Mount Whitney Climb




In 1995, my friends and I decided to climb the 14,495 foot Mount Whitney. The mountain had a heavy snowpack from winter, so we knew snowshoes would be mandatory. We planned the climb for several weeks. We drove 500 miles from San Francisco across the California high mountain desert up route 295 listening to U2 singing about streets with no name as we gazed upon the Sierra Mountains. We ate a hearty dinner of buffalo burgers and huge steak fries at the Mount Whitney Restaurant in Lone Pine like it was our last supper before driving up the winding Whitney Portal. The three of us setup camp in the Whitney Portal Parking Lot Campground. It was a cold windy night at 10,000 feet.

We got up early the next day and began the hike up the Mountaineer’s Route. Initially, the snow was 2-3 feet deep. We climbed up a steep canyon. We had to climb over a series of huge boulders. You could hear the running water below us out of sight. There were deep hollow spots under the snow adjacent to the boulders caused by the creek. Half a mile up the canyon we crossed the creek. We climbed up onto a rock ledge marked with a big pine below a row of pines. This ledge led to the Ebersbacher Ledges, a series of ledges that allowed us to escape most of the canyon.  We crossed over a ridge at the top of the canyon and walked to Lower Boy Scout Lake for a needed break.

We continued up the steep hill. The snow was getting deeper, so we put our snowshoes on. Larry and Rob’s snowshoes had bear claws for climbing, while mine did not. The steep grade was tough going. I slipped several times. I was a little woozy from the altitude. One of my snowshoes popped off and I sunk into the snow up to my hips. I took my other snowshoe off and walked in the deep snow known as “post holing” up the hill. Post holing is exhausting, so it showed how the altitude was getting to me. I was dizzy the whole way. We saw signs of recent avalanches to the left and right of us.

We continued on to Upper Boy Scout Lake, it was frozen over and covered with snow. We climbed another steep ridge then rested. The altitude was killing me. We camped next to Iceberg Lake. We setup our tent and attempted to get my Whisper lite stove working. It would not start. While working on the stove our tent nearly blew off the mountain. We tried replacing stove parts, cleaning the jet, but nothing worked. So, it got colder as the sun went down and we all began to shiver.
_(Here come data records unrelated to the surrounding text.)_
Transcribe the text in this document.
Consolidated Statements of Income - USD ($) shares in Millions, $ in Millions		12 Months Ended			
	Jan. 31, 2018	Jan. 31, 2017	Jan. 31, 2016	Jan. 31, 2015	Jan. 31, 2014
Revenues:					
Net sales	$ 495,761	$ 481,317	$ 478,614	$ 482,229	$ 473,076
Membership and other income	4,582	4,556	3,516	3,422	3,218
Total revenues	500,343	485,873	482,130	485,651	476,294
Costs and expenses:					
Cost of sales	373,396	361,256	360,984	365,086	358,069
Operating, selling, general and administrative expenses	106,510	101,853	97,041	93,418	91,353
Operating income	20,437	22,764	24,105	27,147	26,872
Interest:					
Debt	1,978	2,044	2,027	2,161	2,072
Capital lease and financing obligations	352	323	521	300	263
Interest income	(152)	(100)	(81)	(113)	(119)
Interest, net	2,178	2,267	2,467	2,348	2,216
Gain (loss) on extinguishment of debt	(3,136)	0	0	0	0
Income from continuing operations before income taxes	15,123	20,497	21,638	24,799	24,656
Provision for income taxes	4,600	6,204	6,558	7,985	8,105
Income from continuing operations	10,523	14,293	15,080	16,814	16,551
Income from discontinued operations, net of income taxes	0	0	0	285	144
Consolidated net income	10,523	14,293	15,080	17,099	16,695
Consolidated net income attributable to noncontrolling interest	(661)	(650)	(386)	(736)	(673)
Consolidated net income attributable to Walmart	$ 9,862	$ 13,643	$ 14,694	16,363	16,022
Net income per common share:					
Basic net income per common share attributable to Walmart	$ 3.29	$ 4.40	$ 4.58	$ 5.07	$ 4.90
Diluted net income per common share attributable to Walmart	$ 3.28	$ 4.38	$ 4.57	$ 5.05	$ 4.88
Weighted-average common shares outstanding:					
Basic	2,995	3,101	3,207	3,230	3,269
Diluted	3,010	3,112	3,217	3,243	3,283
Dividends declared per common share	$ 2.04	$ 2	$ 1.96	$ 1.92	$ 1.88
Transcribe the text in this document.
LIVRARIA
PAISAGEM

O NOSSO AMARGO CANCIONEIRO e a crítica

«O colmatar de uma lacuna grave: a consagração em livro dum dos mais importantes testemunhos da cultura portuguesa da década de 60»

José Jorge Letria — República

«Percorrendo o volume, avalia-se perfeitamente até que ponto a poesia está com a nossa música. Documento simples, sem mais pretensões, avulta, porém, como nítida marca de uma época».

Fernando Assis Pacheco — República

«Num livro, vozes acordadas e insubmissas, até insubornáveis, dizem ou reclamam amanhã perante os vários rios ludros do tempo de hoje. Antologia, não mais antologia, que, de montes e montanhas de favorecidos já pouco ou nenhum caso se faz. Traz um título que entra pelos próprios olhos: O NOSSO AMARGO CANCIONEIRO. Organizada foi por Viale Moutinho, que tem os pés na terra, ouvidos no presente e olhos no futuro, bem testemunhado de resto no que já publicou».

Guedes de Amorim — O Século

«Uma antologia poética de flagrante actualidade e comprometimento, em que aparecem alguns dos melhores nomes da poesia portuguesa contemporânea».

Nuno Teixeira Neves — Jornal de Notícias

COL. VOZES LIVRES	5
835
I remembered my NOLS training. The National Outdoor Leadership School preached about having a backup plan. My backup plan consisted of a dehydrated four person graham cracker crusted peach cobbler.  We added water, ate the cobbler like starving men, and got in our sleeping bags. We got up early and ate a cold breakfast of oatmeal and power bars. I felt better, but the altitude was getting to Rob. Rob and I climbed Mount Shasta the previous year and I got altitude sickness so bad I could not sleep, so this trip we were switching roles. We hiked up into a gully leading to a notch in the Whitney North Ridge. We began climbing up a chute of snow and ice for the last 400 feet on the climb. We were using our crampons, ice axes, and helmets on the climb, but weren’t roped up as we should have been. We noticed evidence of several recent avalanches to the left and right of us.

The climb was getting sketchy as the ice got steeper and steeper. We started experiencing falling rock and ice from the morning sun melting everything. We could hear the snowpack making cracking and crunching melting sounds. We saw, heard and felt a nearby avalanche.  Several large pieces of ice began falling near us. A piece of ice the size of a Volkswagen Bus fell inches in front of us nearly taking us all down the chute to our deaths. We all froze, no one breathed. No one spoke.
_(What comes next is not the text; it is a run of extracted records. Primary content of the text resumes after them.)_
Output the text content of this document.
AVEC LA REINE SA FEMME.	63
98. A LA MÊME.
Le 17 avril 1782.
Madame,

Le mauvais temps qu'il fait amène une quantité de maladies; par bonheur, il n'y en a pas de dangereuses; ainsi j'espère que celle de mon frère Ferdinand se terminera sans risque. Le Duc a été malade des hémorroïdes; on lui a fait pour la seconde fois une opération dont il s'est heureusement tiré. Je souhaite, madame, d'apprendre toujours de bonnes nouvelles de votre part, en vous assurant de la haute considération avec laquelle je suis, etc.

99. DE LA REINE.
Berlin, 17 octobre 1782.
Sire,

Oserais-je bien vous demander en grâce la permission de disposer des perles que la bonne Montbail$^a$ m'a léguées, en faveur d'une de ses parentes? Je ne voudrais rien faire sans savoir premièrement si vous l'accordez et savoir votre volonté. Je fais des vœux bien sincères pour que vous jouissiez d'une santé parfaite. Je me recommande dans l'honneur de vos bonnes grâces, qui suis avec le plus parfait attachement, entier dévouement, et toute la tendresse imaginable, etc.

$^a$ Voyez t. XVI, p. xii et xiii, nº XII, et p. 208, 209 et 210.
We roped up and caught our breath. Talk was not needed as I observed my fellow climbers’ saucer-sized eyes. The conversation was short. We decided to make a hasty exit as the conditions were getting hazardous due to the sun melting everything. Once we got back to our camp, we saw a large avalanche above us. We decided to pack up and head down the mountain based on the avalanches and deteriorating conditions. We glissaded down the mountain using our ice axes for brakes as we slid down on your bottoms using our backpacks for ballast. We learned that he who climbs and runs away lives to climb another day.